House debates

Monday, 26 October 2020

Adjournment

South Australia: 2020 Spirit of Excellence in Agriculture Awards

7:46 pm

Photo of Rowan RamseyRowan Ramsey (Grey, Liberal Party) Share this | | Hansard source

Last Friday night, I had the honour of attending the South Australian Spirit of Excellence in Agriculture Awards, hosted by the Agricultural Bureau of South Australia and attended by the new South Australian minister for agriculture, David Basham, and also by the member for MacKillop, Nick McBride, and the Labor member for Light, Tony Piccolo. The night was compered by the wonderful, enthusiastic Alex Thomas, and it was good to catch up with her again.

It was an awards night, but it was also an opportunity to give a send-off to the retiring chair of the advisory board, Mark Grossman, who served nine years in that position, and all and sundry and I thanked him for that commitment over that long period of time. It gave me an opportunity, too, to meet the incoming chair, Janette Ridgeway. That was a pleasure as well. I'm sure the entire agricultural community looks forward to working with Janette.

But the night, as it should have, belonged to the award winners. I'm pleased to announce that Ellen Zibell from Kimba, my home town—in fact, remarkably, my home farming community to the north-west—won the 2020 Sustainable Agriculture Scholarship for Farmers. This is a rather special award for me in so much as the scholarship is in memory of the late Peter and Wendy Olsen, who lost their lives tragically in aeroplane accident 20 years ago in May. Peter and Wendy were close personal friends of my wife and I. It was a shocking day and a shocking time. But it is good that each year we remember them when these awards come around, and now there is a good, special reason for Ellen Zibell to remember them as well. Ellen won an $8,000 bursary. She is the co-director of a family farming business 50 kilometres north-west of Kimba and, together with her husband, Brett, and his brother, Mark, and his wife, Lisa, runs 7,750 hectares of land. They are a mixed cropping and livestock enterprise. She has a vision to diversify her family farm to grow unique ancient grains, sustainably regenerate the landscape, restore biodiversity and improve soil health to directly improve the environment, farming land and personal health. She has a vision to make the change that is needed for future generations to secure the longevity of farming. Ellen said:

Taking some time to focus on raising our family, studying, and trying to help where I can with farming has given me the opportunity to live and witness the struggles of farming all around me.

Ellen also believes the next generation of farmers will need different skills and that they need to question the current ways of doing things. She said:

We need to have a state of constant curiosity to move forward in the industry we love for generations to come.

So good on you, Ellen. The two other young farmers in that area were Jasmin Piggott from Cowell and Brody Sivia from Arno Bay, communities quite close to Kimba.

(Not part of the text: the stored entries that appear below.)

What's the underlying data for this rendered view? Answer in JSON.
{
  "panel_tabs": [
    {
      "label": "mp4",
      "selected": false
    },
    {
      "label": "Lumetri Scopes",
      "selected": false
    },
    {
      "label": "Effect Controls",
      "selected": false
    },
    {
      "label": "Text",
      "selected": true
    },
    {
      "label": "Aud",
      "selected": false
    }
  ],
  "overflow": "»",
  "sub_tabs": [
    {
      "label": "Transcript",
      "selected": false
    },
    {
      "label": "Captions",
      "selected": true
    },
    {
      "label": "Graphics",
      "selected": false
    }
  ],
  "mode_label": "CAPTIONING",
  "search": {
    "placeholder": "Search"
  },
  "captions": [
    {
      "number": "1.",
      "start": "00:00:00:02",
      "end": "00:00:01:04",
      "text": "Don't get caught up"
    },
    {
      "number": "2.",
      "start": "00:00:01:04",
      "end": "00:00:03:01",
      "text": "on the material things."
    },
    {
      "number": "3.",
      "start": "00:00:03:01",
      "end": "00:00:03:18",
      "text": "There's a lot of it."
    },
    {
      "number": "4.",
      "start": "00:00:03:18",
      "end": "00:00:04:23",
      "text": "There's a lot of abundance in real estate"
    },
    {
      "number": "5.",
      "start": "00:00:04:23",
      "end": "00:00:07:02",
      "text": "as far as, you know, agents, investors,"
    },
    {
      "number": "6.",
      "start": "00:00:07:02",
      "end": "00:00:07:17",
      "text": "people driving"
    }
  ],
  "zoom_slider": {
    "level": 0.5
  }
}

Then we had the Rural Youth Bursary, which is a $5,000 award sponsored by Primary Industries. The winner was Matthew Maunder, from Glossop. Glossop is a small community between Berri and Barmera. Matthew comes from New South Wales and is a product of the rural science degree at the University of New England. He spent some time in western New South Wales in broadacre cropping, but he has come to be an expert in the citrus industry. He is working now for the technical officer at Australia's largest citrus farm, Costa Group's Kangara farm in the Riverland. Matthew's role has allowed him to manage numerous research trials looking at irrigation, chemical fertiliser, environmental sustainability and their operations. What he had hoped to do with his bursary was attend the International Citrus Congress in Turkey, but unfortunately, owing to the virus that is interrupting our lifestyles all around the world, he is having to rescope that. Instead, he will be travelling, I think, around Australia, making sure he is up to date on the best of technology.

Well done to the winners and well done to the people who put their names forward and were willing to be assessed on their work. Well done to the Advisory Board of Agriculture, who continue to be an ear and a message line to the minister to keep them in touch with this really important industry that I am so excited by every time I mix with the young farmers, such as those that were at that event on Friday night.